Quanto è migliorata la tecnica e quanto sono migliorati gli allenamenti nel corso degli anni?
“Pensate a Jesse Owens: correva su piste di carbonella e, al posto dei blocchi di partenza, c’erano buchette scavate dagli stessi atleti. Oggi l’ultima evoluzione delle piste prevede addirittura un aiuto (in termini di risposta elastica) al velocista. E’ cambiato tutto, dalla tecnologia (vedi biciclette al carbonio, scarpette leggere come piume, costumi per il nuoto idrorepellenti) all’alimentazione. Ed è anche cambiato lo status sociale dell’atleta: da amatore a professionista. Questo spiega l’incredibile impulso avuto dallo sport a partire dalla metà del secolo scorso”.

Quanto è malato lo sport?
“La ricerca esasperata della prestazione ha prodotto molti guasti: io credo che lo sport oggi sia malatissimo. Lo dimostrano le ultime vicende. Occorrerebbe un cambio di rotta nettissimo, ma penso ci vorrà qualche generazione prima di cominciare l’inversione”.

Le Istituzioni invocano leggi e regole uguali per tutti i Paesi e per tutte le discipline sportive. Talvolta si guarda nell’orto del vicino. E’ un atteggiamento di comodo?
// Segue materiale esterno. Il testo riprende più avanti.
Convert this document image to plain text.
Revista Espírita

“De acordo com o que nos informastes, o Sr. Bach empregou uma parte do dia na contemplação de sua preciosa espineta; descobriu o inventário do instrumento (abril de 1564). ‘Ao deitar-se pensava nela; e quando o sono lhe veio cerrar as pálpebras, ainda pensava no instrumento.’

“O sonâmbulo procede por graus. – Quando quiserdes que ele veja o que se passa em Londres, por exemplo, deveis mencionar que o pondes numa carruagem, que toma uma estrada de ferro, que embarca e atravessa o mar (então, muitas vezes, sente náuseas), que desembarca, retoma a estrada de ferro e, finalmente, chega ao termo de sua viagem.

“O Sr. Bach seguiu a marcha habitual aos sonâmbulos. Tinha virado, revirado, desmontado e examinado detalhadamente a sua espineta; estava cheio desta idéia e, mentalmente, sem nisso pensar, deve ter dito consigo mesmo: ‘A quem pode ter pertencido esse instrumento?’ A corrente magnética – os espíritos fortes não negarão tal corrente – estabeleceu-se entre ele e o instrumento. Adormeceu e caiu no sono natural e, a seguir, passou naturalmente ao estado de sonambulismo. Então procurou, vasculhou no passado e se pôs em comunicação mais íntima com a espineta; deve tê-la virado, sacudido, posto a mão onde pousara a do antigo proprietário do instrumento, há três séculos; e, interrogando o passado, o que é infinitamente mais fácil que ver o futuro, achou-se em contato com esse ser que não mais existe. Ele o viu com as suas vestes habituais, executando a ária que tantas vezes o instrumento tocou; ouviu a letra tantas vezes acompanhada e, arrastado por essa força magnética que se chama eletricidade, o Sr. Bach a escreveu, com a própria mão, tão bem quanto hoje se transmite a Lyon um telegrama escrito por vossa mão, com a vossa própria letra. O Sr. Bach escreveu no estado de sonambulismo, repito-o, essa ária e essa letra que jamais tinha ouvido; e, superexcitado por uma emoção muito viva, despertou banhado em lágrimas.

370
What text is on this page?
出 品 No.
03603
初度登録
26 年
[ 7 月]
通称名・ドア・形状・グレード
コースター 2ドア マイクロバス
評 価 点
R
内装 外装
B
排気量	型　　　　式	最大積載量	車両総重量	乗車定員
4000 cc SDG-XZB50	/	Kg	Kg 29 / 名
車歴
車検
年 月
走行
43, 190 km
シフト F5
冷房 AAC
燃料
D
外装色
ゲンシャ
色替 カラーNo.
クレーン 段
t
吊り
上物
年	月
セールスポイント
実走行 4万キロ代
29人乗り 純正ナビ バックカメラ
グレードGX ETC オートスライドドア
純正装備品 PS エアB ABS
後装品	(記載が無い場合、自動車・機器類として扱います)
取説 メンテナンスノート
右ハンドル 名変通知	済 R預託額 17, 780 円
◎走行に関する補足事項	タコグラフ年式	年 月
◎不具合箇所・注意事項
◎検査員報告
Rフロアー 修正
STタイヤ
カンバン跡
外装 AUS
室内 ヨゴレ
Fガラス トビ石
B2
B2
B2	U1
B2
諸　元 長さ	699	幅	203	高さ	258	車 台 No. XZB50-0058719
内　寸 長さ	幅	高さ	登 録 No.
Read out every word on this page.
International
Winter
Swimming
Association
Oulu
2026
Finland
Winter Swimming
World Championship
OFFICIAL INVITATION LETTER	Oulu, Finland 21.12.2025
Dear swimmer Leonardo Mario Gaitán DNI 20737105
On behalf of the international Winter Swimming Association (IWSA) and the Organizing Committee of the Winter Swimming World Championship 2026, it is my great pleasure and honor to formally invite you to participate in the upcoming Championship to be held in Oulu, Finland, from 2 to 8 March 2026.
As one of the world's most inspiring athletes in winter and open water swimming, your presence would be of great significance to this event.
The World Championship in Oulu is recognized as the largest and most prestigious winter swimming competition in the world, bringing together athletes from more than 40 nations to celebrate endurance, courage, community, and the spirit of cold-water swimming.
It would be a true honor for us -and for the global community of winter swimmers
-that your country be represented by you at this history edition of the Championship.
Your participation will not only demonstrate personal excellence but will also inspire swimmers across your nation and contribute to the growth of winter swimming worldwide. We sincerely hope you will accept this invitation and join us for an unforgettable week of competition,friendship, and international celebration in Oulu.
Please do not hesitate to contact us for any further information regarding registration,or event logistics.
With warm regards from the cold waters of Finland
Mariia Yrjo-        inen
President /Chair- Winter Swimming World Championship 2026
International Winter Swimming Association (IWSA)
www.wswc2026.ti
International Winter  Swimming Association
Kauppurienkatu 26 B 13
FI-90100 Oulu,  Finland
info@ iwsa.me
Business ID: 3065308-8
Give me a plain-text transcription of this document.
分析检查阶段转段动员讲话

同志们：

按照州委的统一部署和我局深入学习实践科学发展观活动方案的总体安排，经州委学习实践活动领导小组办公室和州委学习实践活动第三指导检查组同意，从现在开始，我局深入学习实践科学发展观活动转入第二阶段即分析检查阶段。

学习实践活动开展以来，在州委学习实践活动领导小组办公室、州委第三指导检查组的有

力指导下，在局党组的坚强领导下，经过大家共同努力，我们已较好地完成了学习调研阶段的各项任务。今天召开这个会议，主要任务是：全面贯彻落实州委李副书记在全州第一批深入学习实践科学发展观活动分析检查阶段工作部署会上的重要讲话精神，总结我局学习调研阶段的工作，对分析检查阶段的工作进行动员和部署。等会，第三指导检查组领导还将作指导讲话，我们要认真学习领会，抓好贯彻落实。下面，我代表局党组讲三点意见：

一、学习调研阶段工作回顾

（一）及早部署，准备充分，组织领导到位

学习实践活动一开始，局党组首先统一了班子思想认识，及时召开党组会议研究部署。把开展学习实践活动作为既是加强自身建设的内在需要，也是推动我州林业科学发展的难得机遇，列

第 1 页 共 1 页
“E’ vero che manca una legislazione sportiva unica e univoca in tutto il mondo (nonostante i moltissimi tentativi fatti). Ma è altrettanto vero che, spesso, ci sono state e ci sono forti resistenze nella lotta contro il doping provenienti dall’interno dei diversi sport. Gelosie, rivalità e invidie hanno frenato la marcia comune verso l’obiettivo di sconfiggere la più grande piaga dello sport moderno. Ma lo sport, senza etica, non ha ragione di esistere”.